Silas was already beginning to feel the responsibilities that weigh upon capitalists, one of whom assures us that he finds it harder work to take care of his money than it was to accumulate it. Silas made a note of all the good hiding-places which he could recall to mind on the spur of the moment, and then went on with his reading:
—"and the next day I shipped for New York. I wish I had never done it. A coming over the ocean, I made the acquaintance of a man who coaxed me to go to Californy with him, and there we fell in with two more who were as bad as we was, and we went into a bank there, and took out seventy thousand dollars. So we went to Canady, and stayed there till the country got too hot for us, and then we come to these mountings. So we went along till we come to the old Indian road. One day my chum dropped his pipe down a crack in the rocks, and he said he would have it again if he broke his neck a getting it. So he slid down about twelve feet, and there was as nice a cave in the rock as you ever see.
"There is a crack in the ground that goes down about twelve feet, and then you come onto the level, and can go a hundred feet before you come to the place where a lot of sand and stones has fell in. The cave has been lived in before, by robbers most likely, 'cause we found a lot of money and some guns and pistols there, of a kind that we never see before. I and my chum lived in this cave about three weeks, and then we started to go to the lake.
"When we got to the top of the Indian road, I refused to go any farther, and when my chum made as if he were going to shoot me for being a coward, I give him a shove, and down he went into the gulf. He's there now, where nobody will ever find him; but his hant (ghost) comes back to me every day and night, and that's why I am going to jump into the lake—just to get away from that hant. Now I must tell you about the money.

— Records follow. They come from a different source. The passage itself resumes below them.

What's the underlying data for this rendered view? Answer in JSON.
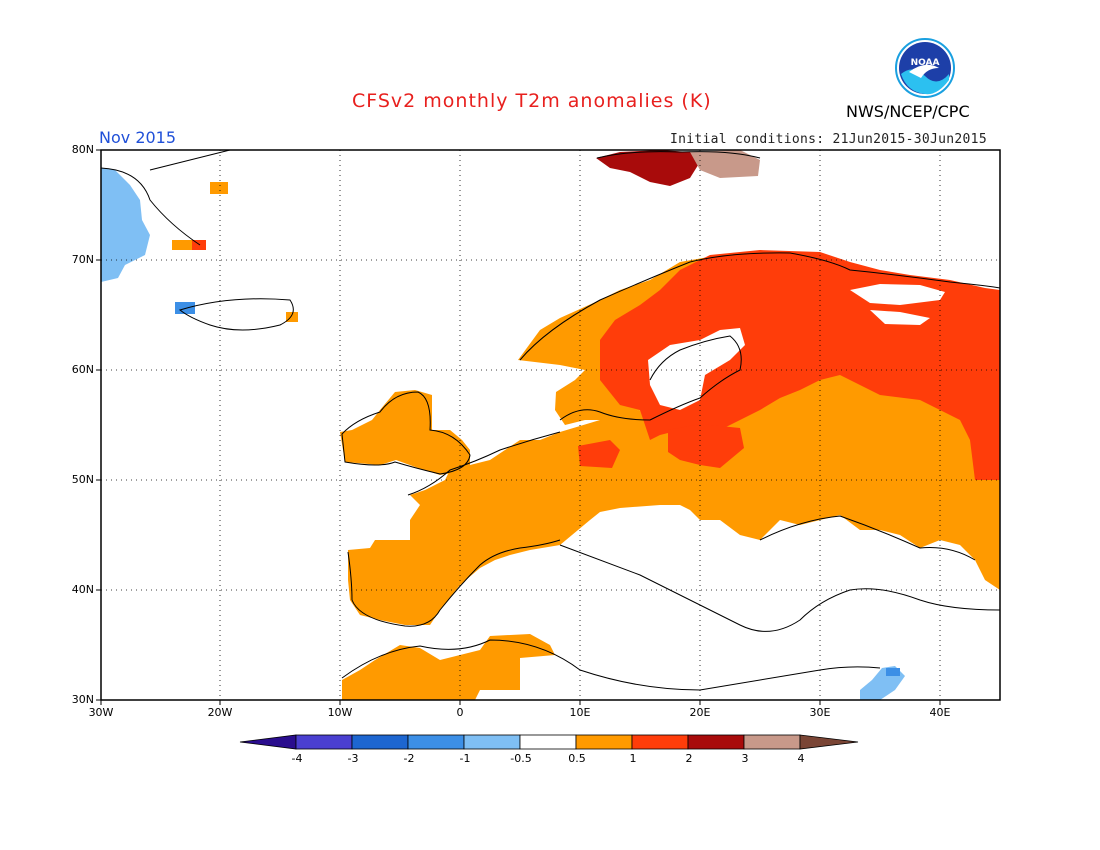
{
  "header": {
    "title": "CFSv2 monthly T2m anomalies (K)",
    "agency": "NWS/NCEP/CPC",
    "period": "Nov 2015",
    "initial_conditions": "Initial conditions: 21Jun2015-30Jun2015",
    "logo_text": "NOAA"
  },
  "map": {
    "lat_labels": [
      "80N",
      "70N",
      "60N",
      "50N",
      "40N",
      "30N"
    ],
    "lon_labels": [
      "30W",
      "20W",
      "10W",
      "0",
      "10E",
      "20E",
      "30E",
      "40E"
    ],
    "grid_style": "dotted"
  },
  "colorbar": {
    "labels": [
      "-4",
      "-3",
      "-2",
      "-1",
      "-0.5",
      "0.5",
      "1",
      "2",
      "3",
      "4"
    ],
    "colors": [
      "#2a0d8e",
      "#4a3fd0",
      "#1d66d0",
      "#3c8fe6",
      "#7fbff4",
      "#ffffff",
      "#ff9a00",
      "#ff3d0a",
      "#a80b0b",
      "#c8998a",
      "#7a4535"
    ]
  },
  "colors": {
    "warm1": "#ff9a00",
    "warm2": "#ff3d0a",
    "warm3": "#a80b0b",
    "warm4": "#c8998a",
    "cool1": "#7fbff4",
    "title": "#e8201e",
    "period": "#2050d8"
  }
}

"There is twelve thousand in bills, and about three hundred in gold and silver. It is in a leather satchel in the bottom. It has a false plate on the bottom, put on with screws. And there you will find the money. I will and bequeath it to you and your heirs and assanees forever. I leave this in a wood-pile, and the one who draws the wood will find it.
"The cave is about a quarter of a mile from the wood-pile, near a large hemlock tree. There is a rope that goes down into the cave, and it hangs under the roots of the tree. Look close or you can't find it. I leave a map of the route from the pile of wood to the cave in this letter. I hope the hant won't bother you while you are getting the money, as he has bothered me ever since I have been writing this letter.
"Julius Jones."
Words would fail us, were we to attempt to tell just how Silas felt after he had finished reading this interesting communication. He hoped it might be true—that there was a cave with a fortune in it which he could have for the finding of it—and consequently it was very easy for him to believe that it was true; but there were one or two things that ought to have attracted his attention and aroused his suspicions at once.

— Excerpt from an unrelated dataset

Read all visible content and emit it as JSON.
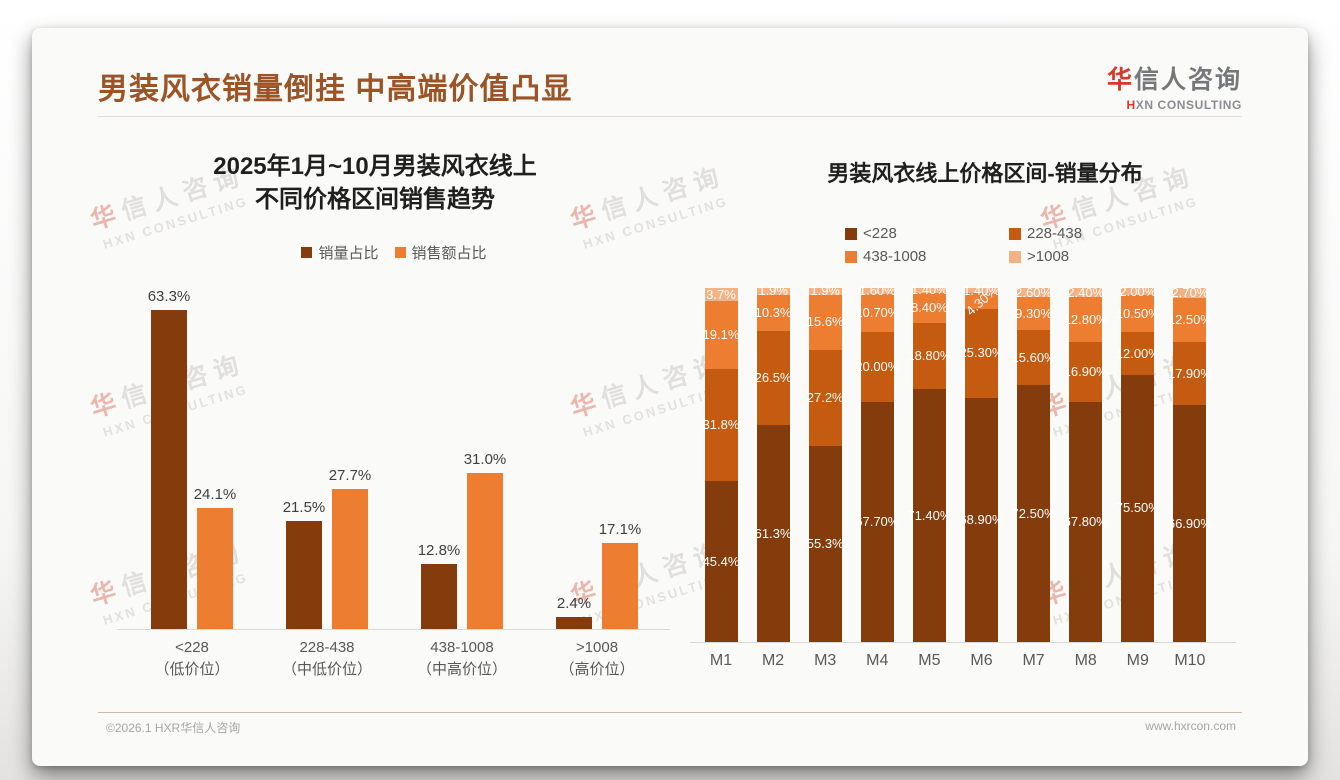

In the first place, there was the document itself. It was now the latter part of August, and if the letter was left in the wood-pile on the day it purported to be written, it had been exposed for eight long months to some of the most furious snow and rain storms that had ever visited that section of the country, and yet the writing looked fresh, and there was not a single wrinkle or even the suspicion of a stain upon the envelope. It could not have been cleaner if it had but just been taken out of the post office.
Another thing, the writer would have found it an exceedingly difficult task to drown himself in the lake during the month of December, for he would have been obliged to cut through nearly two feet of ice in order to reach water.
But the ferryman did not notice these little discrepancies. He gave his imagination full swing, and worked himself into such a state of excitement that his nerves were all unstrung; consequently, when hasty steps sounded outside the cabin, and Dan's heavy hand fumbled with the latch, it was all Silas could do to repress the cry of alarm that trembled on his lips as he sprang to his feet.